Впервые за много лет я вижу зелень, не собранную в живописные картины создателями уровневого парка; но эта небрежность природы по-своему, непривычно обаятельна. Сверх того, в парках не услышишь таких, из каждой кроны, соловьиных арий…
Тут мое видение наяву (в опостылевшем загробье нет сна) даёт долгий сбой. Ритмично взрёвывая и стихая, машут серые, хмурые крылья. Но, миллион лет потратив на отчаянные попытки, я научился по своей воле возвращаться в прошлую жизнь, вновь переживать её ярчайшие миги. Потому — одним резким усилием сгущаю перед собой всё ту же поляну, апрельское утро… Да, я вернулся туда же, но — не тогда же! Позднее. Словно выключался телевит, и часть фильма прошла недоступно для меня…

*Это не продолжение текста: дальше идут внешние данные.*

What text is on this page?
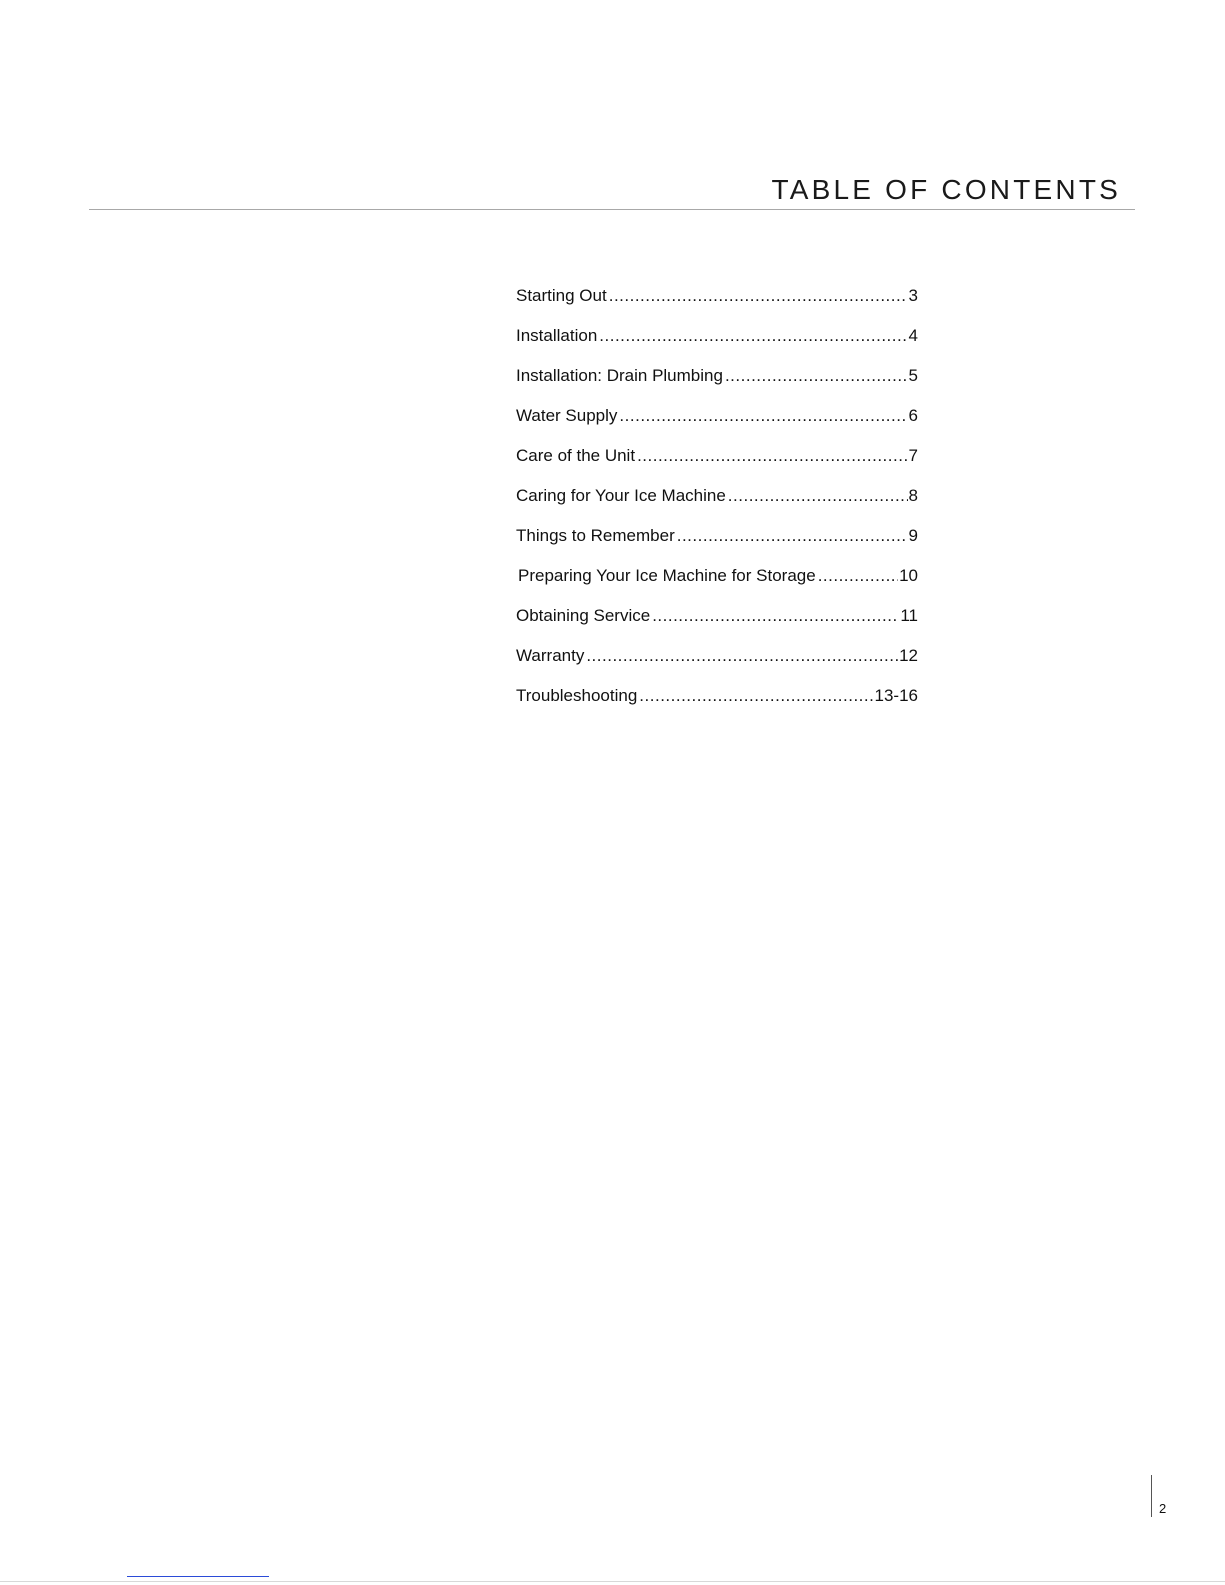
TABLE OF CONTENTS
Starting Out .....	3
Installation .....	4
Installation: Drain Plumbing .....	5
Water Supply .....	6
Care of the Unit .....	7
Caring for Your Ice Machine .....	8
Things to Remember .....	9
Preparing Your Ice Machine for Storage .....	10
Obtaining Service .....	11
Warranty .....	12
Troubleshooting .....	13-16
2
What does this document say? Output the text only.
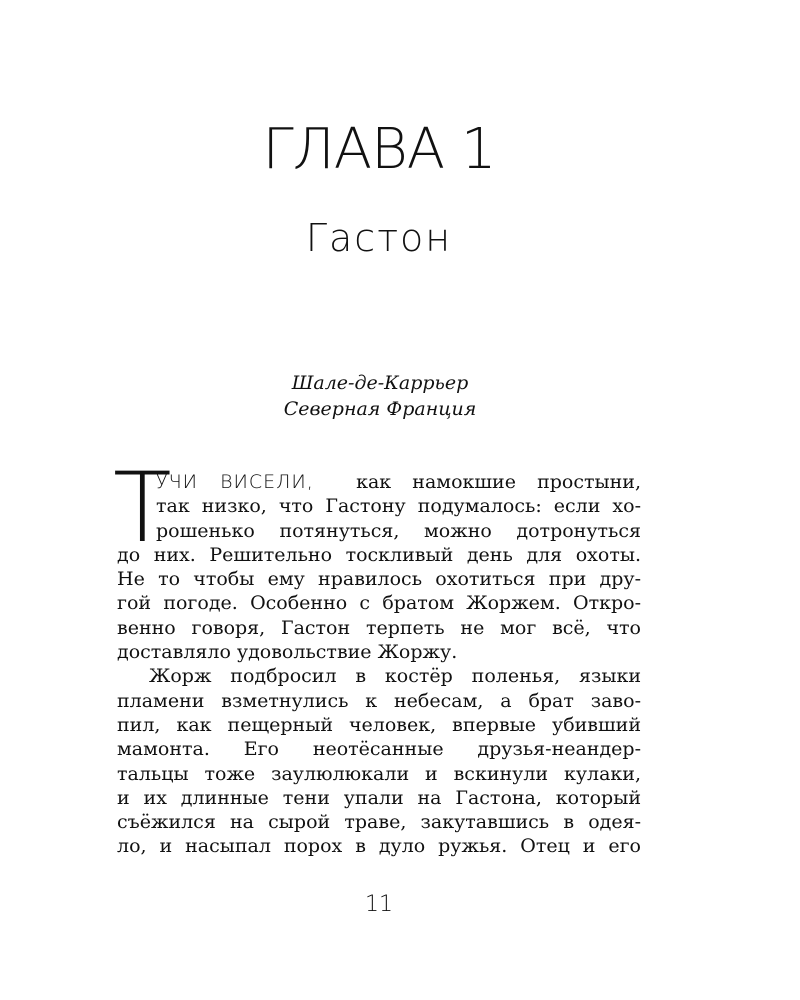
ГЛАВА 1
Гастон
Шале-де-Каррьер
Северная Франция
Т
УЧИ ВИСЕЛИ, как намокшие простыни,
так низко, что Гастону подумалось: если хо-
рошенько потянуться, можно дотронуться
до них. Решительно тоскливый день для охоты.
Не то чтобы ему нравилось охотиться при дру-
гой погоде. Особенно с братом Жоржем. Откро-
венно говоря, Гастон терпеть не мог всё, что
доставляло удовольствие Жоржу.
Жорж подбросил в костёр поленья, языки
пламени взметнулись к небесам, а брат заво-
пил, как пещерный человек, впервые убивший
мамонта. Его неотёсанные друзья-неандер-
тальцы тоже заулюлюкали и вскинули кулаки,
и их длинные тени упали на Гастона, который
съёжился на сырой траве, закутавшись в одея-
ло, и насыпал порох в дуло ружья. Отец и его
11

Мы уже сидим втроём — Крис, я и Балабут. Рядом, на пятне травы, вытоптанной и пожелтевшей до состояния сена, лежат надувной матрац, какая-то сложенная одежда, посуда… Он живёт здесь, по желанию выставляя над своим логовом энергокупол, по которому и капли дождя стекают, и скользят, обегая, лучи света. Для стороннего наблюдателя поляна как бы теснее, меньше на круглый участок, прикрытый куполом… Может, конечно, кто-нибудь наткнуться на ходу, — но место уединённое, месяцами здесь никто не проходит; и дом-невидимку поставил технический гений у самого крутого, нехоженого спуска в овраг. Кому и зачем сюда соваться?…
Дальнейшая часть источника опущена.